Diana turned to look behind the taxi. What she saw caused her to stagger backward into the car door. She held on to it for support, as she gawked at the string of mangled, burning cars strewn from her location more than halfway across the bridge to the connecting roadway on the western side of the river. Her eyes followed more than a dozen streams of smoke into the air, up to the cloudy, darkening evening. A drop of rain hit the corner of her eye, startling her, breaking the grip the apocalyptic scene held on her.
As if suddenly awakened, Diana’s head jerked around, quickly scanning the skies. Not seeing the dragon, she slowly turned back toward the front of the taxi, and just as she faced completely to the front, the skies ahead darkened.

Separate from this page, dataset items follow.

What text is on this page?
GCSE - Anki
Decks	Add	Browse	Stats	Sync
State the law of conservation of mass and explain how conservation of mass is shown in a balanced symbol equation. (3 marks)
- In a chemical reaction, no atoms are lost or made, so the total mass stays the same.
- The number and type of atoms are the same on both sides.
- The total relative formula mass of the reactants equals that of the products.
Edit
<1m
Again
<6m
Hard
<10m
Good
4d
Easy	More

Above the bridge ahead, the dragon lingered in midair, appearing for a second to be suspended, riding an invisible gust of air, as it extended its wings and raised its head. Its red eyes focused on Diana, a predator coiling its strength in the moment before it strikes. It sent shivers down her spine. The creature roared, sending a plume of flame into the air. Tucking its wings, it lowered its thorny head and dove toward the taxi.